Na Pauta

  • 21/07/2020 Saúde

    Fala, servidor: caos transforma banheiro em sala de injeção na UPA Sítio Cercado

    Fala, servidor: caos transforma banheiro em sala de injeção na UPA Sítio Cercado
    Arte: Ctrl S
    Improvisação para atender casos de Covid-19 na unidade foi tanta, que só sobrou o banheiro para aplicar as injeções prescritas a pacientes

    A pandemia do novo coronavírus escancarou ainda mais o desmonte na saúde pública arquitetado pelo desgoverno Greca. De tão precarizados, ambientes que deveriam ajudar a controlar a disseminação da Covid-19 acabaram se tornando um risco para os servidores e para a própria população, como é o caso das Unidades de Pronto Atendimento (UPAs).

    Na UPA Sítio Cercado – que está dentro do projeto de terceirização pra lá de duvidoso da gestão Greca –, o descaso chegou a tal ponto que as injeções estão sendo aplicadas dentro do banheiro! Por causa da explosão de casos entre os trabalhadores, faltam profissionais e a unidade não está mais dando conta de atender a demanda da população.

    Assim, como em outras UPAs de Curitiba, a estrutura precária faz com que servidores trabalhem esgotados, sem segurança e com medo. Enquanto isso, pacientes que precisam de atendimento ficam sem a assistência que deveriam receber.

    Retrato do desprezo

    Os últimos dias têm sido de caos na UPA Sítio Cercado. Por causa do descontrole de casos de Covid-19 na cidade, a demanda aumentou, mas o número de servidores para atender diminuiu. É que, sem a estrutura de segurança mínima necessária na unidade, o contágio entre os trabalhadores explodiu. Até agora, pelo menos dez já foram afastados e não há como fazer reposição, já que o quadro do funcionalismo público está totalmente defasado.

    Segundo a servidora Clara (nome fictício usado para preservar o anonimato da denúncia), não há mais condições para trabalho normal diante de tanta desatenção! A improvisação foi tanta que agora a UPA não há mais um ambiente próprio para injeções – que agora são aplicadas dentro do banheiro, espaço sem ventilação e totalmente inadequado.

    A triagem para atendimento geral também foi afetada de tal maneira que não tem mais enfermeiros para verificar os sinais vitais de quem chega. No setor Covid, a triagem é feita por um técnico de enfermagem e em pé, porque não tem espaço para cadeiras.

    Na área de emergência clínica, onde antes ficavam no máximo três macas, agora foram colocadas sete. Perigosa também está a sala de observação, em que chegam a ser mantidas até dez pessoas de uma vez só, sem o distanciamento mínimo necessário. Para lá, são encaminhados pacientes que não apresentam sintomas do novo coronavírus e que buscam a UPA por outros problemas, o que não significa que não possam estar contaminados. Para o setor Covid, a determinação é que só sejam levadas pessoas com queixas respiratórias.

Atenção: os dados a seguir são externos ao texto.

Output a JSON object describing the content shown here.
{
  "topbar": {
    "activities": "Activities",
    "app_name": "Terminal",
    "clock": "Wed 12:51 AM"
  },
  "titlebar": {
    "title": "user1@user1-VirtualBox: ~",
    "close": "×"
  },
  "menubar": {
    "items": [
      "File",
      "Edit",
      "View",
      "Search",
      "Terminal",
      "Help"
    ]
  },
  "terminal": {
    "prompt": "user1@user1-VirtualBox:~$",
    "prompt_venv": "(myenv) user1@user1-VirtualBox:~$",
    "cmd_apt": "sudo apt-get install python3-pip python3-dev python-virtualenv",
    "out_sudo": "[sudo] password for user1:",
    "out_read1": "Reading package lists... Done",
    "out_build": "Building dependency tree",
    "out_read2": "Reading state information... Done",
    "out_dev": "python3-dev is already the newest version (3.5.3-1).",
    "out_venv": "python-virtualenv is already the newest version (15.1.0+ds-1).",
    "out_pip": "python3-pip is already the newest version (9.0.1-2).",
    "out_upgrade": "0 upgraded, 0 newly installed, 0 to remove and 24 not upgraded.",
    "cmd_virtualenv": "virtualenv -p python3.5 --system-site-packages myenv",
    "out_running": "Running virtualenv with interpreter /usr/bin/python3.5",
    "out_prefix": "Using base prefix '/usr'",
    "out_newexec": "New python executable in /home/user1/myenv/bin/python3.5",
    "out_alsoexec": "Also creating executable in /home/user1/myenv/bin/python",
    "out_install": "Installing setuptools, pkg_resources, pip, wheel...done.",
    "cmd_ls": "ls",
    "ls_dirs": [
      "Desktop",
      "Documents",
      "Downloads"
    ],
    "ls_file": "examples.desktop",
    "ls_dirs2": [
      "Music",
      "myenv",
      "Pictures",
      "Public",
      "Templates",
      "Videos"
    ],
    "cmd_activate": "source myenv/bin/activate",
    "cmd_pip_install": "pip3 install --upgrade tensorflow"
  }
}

    Além de tudo isso, a falta de EPIs é outra triste realidade da unidade. Conforme Clara, o que chega de equipamento é mandado para os que trabalham diretamente com casos e suspeitas de coronavírus. Nas demais áreas, não há proteção suficiente, mas é justamente nesses locais em que a contaminação entre servidores mais cresce!

    Sem compromisso

    Obstáculos assim não são isolados e se repetem em vários equipamentos de saúde de Curitiba. Na UPA Boa Vista, o que deveria ser o isolamento do setor Covid-19, está sendo feito de forma precária, com lonas. A situação é muito semelhante ao que já foi denunciado com relação à UPA Cajuru. Na UPA Fazendinha o descaso é tão grande que não há triagem específica para casos suspeitos do novo coronavírus, ou seja, eles são atendidos junto com os demais pacientes.

    As denúncias chegam justamente no momento em que o desgoverno Greca deu um passo atrás no enfrentamento da pandemia e resolveu dar carta branca para reaberturas na cidade. Novo decreto assinado nesta terça-feira (21) permite a volta das academias, dos bares e dos restaurantes, mesmo que nas últimas semana a taxa de ocupação dos leitos em Curitiba não tenha baixado dos 90%.

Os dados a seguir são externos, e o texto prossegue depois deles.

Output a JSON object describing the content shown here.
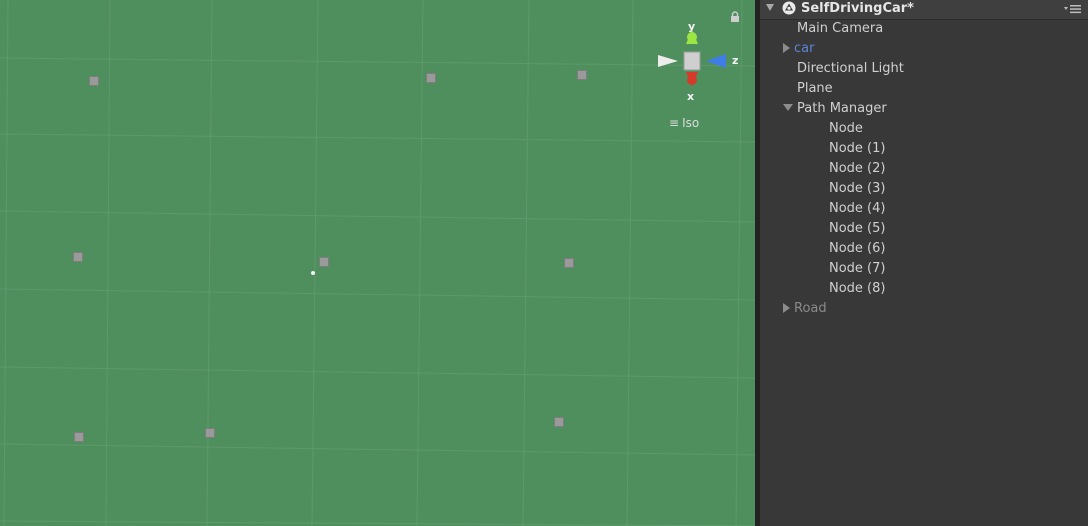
{
  "scene_view": {
    "gizmo": {
      "y_label": "y",
      "z_label": "z",
      "x_label": "x"
    },
    "projection_mode": "Iso",
    "icons": {
      "lock": "lock-icon",
      "projection_menu": "menu-lines-icon"
    },
    "colors": {
      "background": "#4f8f5e",
      "gizmo_y": "#9be642",
      "gizmo_z": "#3f7de8",
      "gizmo_x": "#d53a2a"
    }
  },
  "hierarchy": {
    "scene_name": "SelfDrivingCar*",
    "icons": {
      "scene": "unity-logo-icon",
      "menu": "options-menu-icon"
    },
    "items": [
      {
        "label": "Main Camera",
        "indent": 0,
        "foldout": "none",
        "style": "normal"
      },
      {
        "label": "car",
        "indent": 0,
        "foldout": "collapsed",
        "style": "prefab"
      },
      {
        "label": "Directional Light",
        "indent": 0,
        "foldout": "none",
        "style": "normal"
      },
      {
        "label": "Plane",
        "indent": 0,
        "foldout": "none",
        "style": "normal"
      },
      {
        "label": "Path Manager",
        "indent": 0,
        "foldout": "expanded",
        "style": "normal"
      },
      {
        "label": "Node",
        "indent": 1,
        "foldout": "none",
        "style": "normal"
      },
      {
        "label": "Node (1)",
        "indent": 1,
        "foldout": "none",
        "style": "normal"
      },
      {
        "label": "Node (2)",
        "indent": 1,
        "foldout": "none",
        "style": "normal"
      },
      {
        "label": "Node (3)",
        "indent": 1,
        "foldout": "none",
        "style": "normal"
      },
      {
        "label": "Node (4)",
        "indent": 1,
        "foldout": "none",
        "style": "normal"
      },
      {
        "label": "Node (5)",
        "indent": 1,
        "foldout": "none",
        "style": "normal"
      },
      {
        "label": "Node (6)",
        "indent": 1,
        "foldout": "none",
        "style": "normal"
      },
      {
        "label": "Node (7)",
        "indent": 1,
        "foldout": "none",
        "style": "normal"
      },
      {
        "label": "Node (8)",
        "indent": 1,
        "foldout": "none",
        "style": "normal"
      },
      {
        "label": "Road",
        "indent": 0,
        "foldout": "collapsed",
        "style": "inactive"
      }
    ],
    "colors": {
      "prefab_text": "#5b84d8",
      "inactive_text": "#8a8a8a"
    }
  }
}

    Mais do que irresponsabilidade, a medida é uma afronta aos servidores que já trabalham esgotados para evitar ainda mais mortes na cidade. Em um momento em que a vida dos trabalhadores da linha de frente e da população deveriam ser preservadas, fica mais do que claro que a falta de competência agrava ainda mais a crise!

    Tanta negligência só faz com que a nossa luta seja maior! Não podemos permitir que o desprefeito siga tratando vidas como mercadorias e que servidores continuem sendo peças descartáveis neste jogo em que só a população é que sai perdendo!